*この連載は seikanet(骨董通販サイト)の関連企画です


45 弥生脚付小壺





大きなプランターの端で小さな実をつけた苺です。毎年、あまり大きく育ちませんが、5、6個は収穫できます。食べてみれば甘くて美味しいです。撮影は、スコップで周りの土ごと掘り出して、そのまま小壺に入れています。他の若草もふくめ、プランターの片隅そのままです。撮影が済んだら、また土ごとプランターに戻す作戦で、撮影は無事に終了。
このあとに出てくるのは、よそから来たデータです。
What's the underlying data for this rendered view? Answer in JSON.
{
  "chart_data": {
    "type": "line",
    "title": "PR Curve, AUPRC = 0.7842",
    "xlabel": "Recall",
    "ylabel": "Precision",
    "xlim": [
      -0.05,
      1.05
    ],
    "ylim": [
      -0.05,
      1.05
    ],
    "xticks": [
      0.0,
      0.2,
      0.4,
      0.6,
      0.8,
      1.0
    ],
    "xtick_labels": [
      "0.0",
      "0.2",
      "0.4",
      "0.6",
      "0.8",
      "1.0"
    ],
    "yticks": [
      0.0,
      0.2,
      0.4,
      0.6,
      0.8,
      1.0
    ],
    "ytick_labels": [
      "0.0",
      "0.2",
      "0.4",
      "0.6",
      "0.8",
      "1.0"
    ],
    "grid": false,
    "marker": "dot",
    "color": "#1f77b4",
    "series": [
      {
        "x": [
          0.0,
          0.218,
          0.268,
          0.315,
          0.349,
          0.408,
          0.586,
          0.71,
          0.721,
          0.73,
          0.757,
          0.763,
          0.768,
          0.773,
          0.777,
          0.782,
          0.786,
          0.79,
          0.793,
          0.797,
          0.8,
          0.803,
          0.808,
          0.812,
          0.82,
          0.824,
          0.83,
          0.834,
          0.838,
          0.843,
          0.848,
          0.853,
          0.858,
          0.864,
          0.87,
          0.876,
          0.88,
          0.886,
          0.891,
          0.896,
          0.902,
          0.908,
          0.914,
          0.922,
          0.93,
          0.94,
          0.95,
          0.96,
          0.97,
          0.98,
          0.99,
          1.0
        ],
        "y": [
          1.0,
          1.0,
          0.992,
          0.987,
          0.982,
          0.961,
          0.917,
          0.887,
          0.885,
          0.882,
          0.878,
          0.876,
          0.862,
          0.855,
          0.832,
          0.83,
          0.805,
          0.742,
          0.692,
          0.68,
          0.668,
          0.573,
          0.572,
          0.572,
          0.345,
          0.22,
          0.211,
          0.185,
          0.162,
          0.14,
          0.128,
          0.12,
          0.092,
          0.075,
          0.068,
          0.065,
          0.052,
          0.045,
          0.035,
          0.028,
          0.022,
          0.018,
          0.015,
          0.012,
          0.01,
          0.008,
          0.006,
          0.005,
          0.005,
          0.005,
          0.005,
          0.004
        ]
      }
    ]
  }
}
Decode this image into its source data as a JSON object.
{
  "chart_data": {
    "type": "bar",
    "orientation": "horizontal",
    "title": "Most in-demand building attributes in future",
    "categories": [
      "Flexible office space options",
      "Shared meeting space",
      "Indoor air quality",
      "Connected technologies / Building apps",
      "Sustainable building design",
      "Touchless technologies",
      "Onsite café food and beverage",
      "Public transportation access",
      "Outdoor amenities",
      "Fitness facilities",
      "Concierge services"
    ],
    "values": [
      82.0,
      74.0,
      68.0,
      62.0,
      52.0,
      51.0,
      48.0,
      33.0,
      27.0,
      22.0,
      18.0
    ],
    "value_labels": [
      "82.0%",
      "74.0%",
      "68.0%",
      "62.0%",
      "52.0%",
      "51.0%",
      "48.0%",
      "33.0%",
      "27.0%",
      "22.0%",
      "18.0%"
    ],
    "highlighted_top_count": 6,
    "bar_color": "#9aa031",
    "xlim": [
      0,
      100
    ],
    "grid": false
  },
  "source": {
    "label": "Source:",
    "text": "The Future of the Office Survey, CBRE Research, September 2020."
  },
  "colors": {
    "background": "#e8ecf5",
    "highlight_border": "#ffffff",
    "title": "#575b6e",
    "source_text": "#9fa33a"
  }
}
「苺さん、おつかれさまでした」




光さんのこと その3


光さんの青山のお店(永楽堂)は数年経つと閉じられ、店を訪ねる機会は途絶えてしまいましたが、ちょうどその頃骨董屋となった私は、市場(業者間の交換会)で光さんと再会することになりました。

市場で顔を合わせた私に、光さんは驚く風でもなく、「やっぱりきたか」と云った様子で笑顔を向けてくれました。光さんはすでにどの市場でもベテランといった様子で、東京美術倶楽部で開催されるいくつかの市場では、競り場の「振り」(オークションの際、どんどん上がる競り値を来場者に告げ、最終的に落札者を決める重要な役割り)を担当していました。慣れぬ市場でとまどう私のことを何かと気にかけてくれ、親しげに声をかけてくれるので、二人の関係を想像できぬ周りの方は驚いた様子で私たちを眺めることもしばしばでした。

光さんの住まいに近い東京郊外の骨董屋数名で開催する市場があり、光さんも会主の一人でした。「来ないか」と光さんに誘われ、出かけて行きました。近在の骨董屋さんはもちろん、都内や神奈川、静岡、京都からも業者の来る賑やかな市場で、国立の谷保天満宮を会場としていましたので、「谷保天会」という名前でした。

今になると分かるのですが、新参者は「荷」(競りに出される骨董品)が回ってくる、見やすい前列には座れません。そこは市場主に指定された、会に馴染みの業者(常連)用にとっておかれる席であり、たとえ空いていても勝手に座っていれば「そこを退いてくれ」と追い立てられます。新参者は後ろの方の空いている席に座るか、立ったまま競りに参加するのが暗黙の決まりです。

谷保天会に出かけて行くと、「まあ、そこへ」と光さんの指さす先に私のための席(座布団)が用意されていました。競り台の近くで、「荷」が目の前を通る特等席ともいえる場所です。光さんはじめ、会主の皆さんの厚遇があってのことでしょう。新参者の私は依怙贔屓ともいえる歓待での、谷保天会への初参加となりました。

月に一度開催される谷保天会に参加し始めて、しばらく経った頃です。谷保天会は売買の支払いが現金決済の市場ですので、高値の予想される品はそう多くは出てこないのですが、その日は私好みの信楽大壺が競りに登場しました。傷みの少ない、景色の良い大壺でしたので、当然にそれなりの値まで競り上がり、最後は私の声(提示値)で止まったのですが、売り主が「その値段では売れない」と壺を引っ込めようとします。光さんは売買を成立させようと、売り主を説得しますが、「その値段では……」と頑なです。

弱った光さんが、「高木くん、もうちょっと買ってあげてよ」と、今度は私を説得します。「買いたいど、持ってるお金が足りないからムリ」と応えると、光さんが「貸すよ」と返しましたので、「えーっ」と私が困っているのを見て、会場が笑いに包まれました。さっきまで壺の値段のやり取りで殺伐としていた会場が一気に和みました。すると壺の売り主が「もう、それで良いです」と苦笑いしながら、私の競り値(提示値)で壺を譲ってくれました。「ありがとうございます」と応える私に、光さんが「この〜」(上手くやったな〜)と言って睨みましたので、また笑いが起こりました。

会主による市場の進行とは、競り値のやり取りだけではなく、会の場を締めたり、和ませたりするのも重要な売買の要素です。光さんが仕切る市場は自然体でそれができていた、得難い存在でした。

尚、現金会(現金決済の市場)で、会主が出席者にお金を融通する(貸すこと)は常識的にみてもありません。